Adding instrumentation

Instrumenting a currently uninstrumented function is mostly simply done like so:

#![allow(unused)]
fn main() {
#[tracing::instrument(level = "trace", err(level = "trace"), skip_all)]
}

Sometimes you might want to instrument a function only when the otel feature is enabled.

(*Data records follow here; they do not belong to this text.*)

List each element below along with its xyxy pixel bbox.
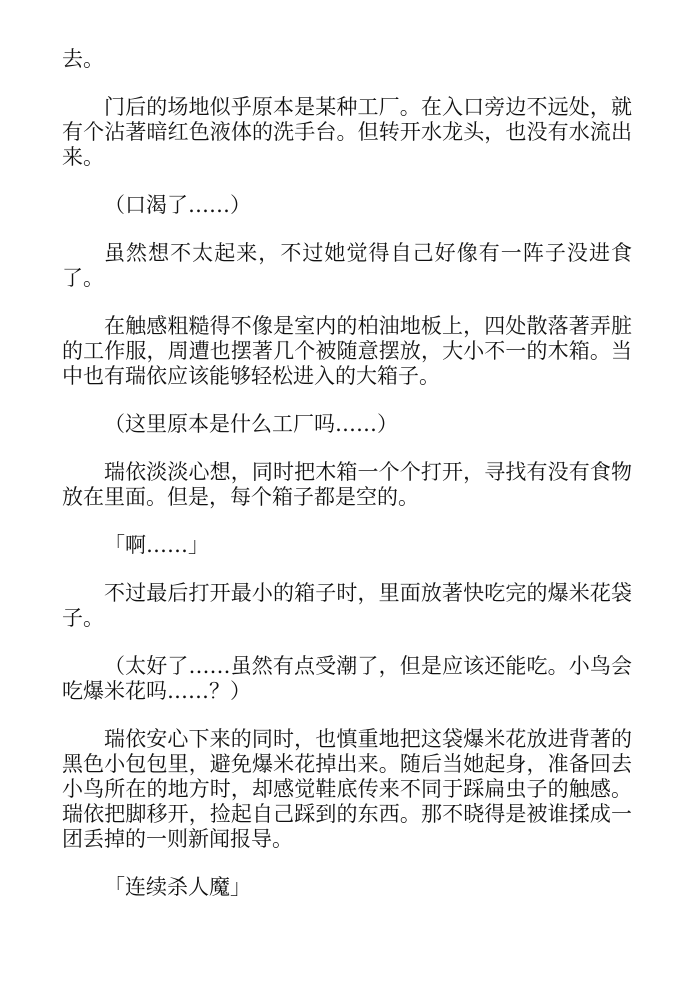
paragraph-8-dialogue: 「啊……」	[62, 533, 632, 558]
paragraph-9: 不过最后打开最小的箱子时，里面放著快吃完的爆米花袋 子。	[62, 581, 632, 631]
text-line: 去。	[62, 47, 632, 72]
text-line: （这里原本是什么工厂吗……）	[62, 412, 632, 437]
text-line: 瑞依安心下来的同时，也慎重地把这袋爆米花放进背著的	[62, 727, 632, 752]
paragraph-12-headline: 「连续杀人魔」	[62, 875, 632, 900]
text-line: 子。	[62, 606, 632, 631]
paragraph-11: 瑞依安心下来的同时，也慎重地把这袋爆米花放进背著的 黑色小包包里，避免爆米花掉出…	[62, 727, 632, 852]
paragraph-1: 去。	[62, 47, 632, 72]
paragraph-10-thought: （太好了……虽然有点受潮了，但是应该还能吃。小鸟会 吃爆米花吗……？）	[62, 654, 632, 704]
text-line: 瑞依淡淡心想，同时把木箱一个个打开，寻找有没有食物	[62, 460, 632, 485]
text-line: 「啊……」	[62, 533, 632, 558]
document-page: 去。 门后的场地似乎原本是某种工厂。在入口旁边不远处，就 有个沾著暗红色液体的洗…	[62, 47, 632, 923]
text-line: （口渴了……）	[62, 193, 632, 218]
text-line: 虽然想不太起来，不过她觉得自己好像有一阵子没进食	[62, 241, 632, 266]
text-line: 有个沾著暗红色液体的洗手台。但转开水龙头，也没有水流出	[62, 120, 632, 145]
text-line: 吃爆米花吗……？）	[62, 679, 632, 704]
text-line: （太好了……虽然有点受潮了，但是应该还能吃。小鸟会	[62, 654, 632, 679]
text-line: 的工作服，周遭也摆著几个被随意摆放，大小不一的木箱。当	[62, 339, 632, 364]
paragraph-6-thought: （这里原本是什么工厂吗……）	[62, 412, 632, 437]
text-line: 中也有瑞依应该能够轻松进入的大箱子。	[62, 364, 632, 389]
text-line: 了。	[62, 266, 632, 291]
paragraph-2: 门后的场地似乎原本是某种工厂。在入口旁边不远处，就 有个沾著暗红色液体的洗手台。…	[62, 95, 632, 170]
paragraph-4: 虽然想不太起来，不过她觉得自己好像有一阵子没进食 了。	[62, 241, 632, 291]
text-line: 放在里面。但是，每个箱子都是空的。	[62, 485, 632, 510]
paragraph-7: 瑞依淡淡心想，同时把木箱一个个打开，寻找有没有食物 放在里面。但是，每个箱子都是…	[62, 460, 632, 510]
text-line: 瑞依把脚移开，捡起自己踩到的东西。那不晓得是被谁揉成一	[62, 802, 632, 827]
paragraph-5: 在触感粗糙得不像是室内的柏油地板上，四处散落著弄脏 的工作服，周遭也摆著几个被随…	[62, 314, 632, 389]
text-line: 不过最后打开最小的箱子时，里面放著快吃完的爆米花袋	[62, 581, 632, 606]
paragraph-3-thought: （口渴了……）	[62, 193, 632, 218]
text-line: 来。	[62, 145, 632, 170]
text-line: 小鸟所在的地方时，却感觉鞋底传来不同于踩扁虫子的触感。	[62, 777, 632, 802]
text-line: 黑色小包包里，避免爆米花掉出来。随后当她起身，准备回去	[62, 752, 632, 777]
text-line: 「连续杀人魔」	[62, 875, 632, 900]
text-line: 在触感粗糙得不像是室内的柏油地板上，四处散落著弄脏	[62, 314, 632, 339]
text-line: 门后的场地似乎原本是某种工厂。在入口旁边不远处，就	[62, 95, 632, 120]
text-line: 团丢掉的一则新闻报导。	[62, 827, 632, 852]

In this case, you will need to use conditional compilation with cfg_attr:

#![allow(unused)]
fn main() {
#[cfg_attr(feature="otel", tracing::instrument(level = "trace", err(level = "trace"), skip_all))]
}

skip_all is not required, but some core structs don’t implement Debug yet, and others have a lot of output in Debug: tracing adds some overheads, so keeping spans lightweight can help avoid frequency bias in the results - where parameters with large debug in frequently called functions show up as much slower than they are.

Some good general heuristics:

• Do instrument slow blocking functions
• Do instrument functions with many callers or that call many different things, as these tend to help figure the puzzle of what-is-happening
• Default to not instrumenting thin shim functions (or at least, only instrument them temporarily while figuring out the shape of a problem)
• Be way of debug build timing - release optimisations make a huge difference, though debug is a lot faster to iterate on. If something isn’t a problem in release don’t pay it too much heed in debug.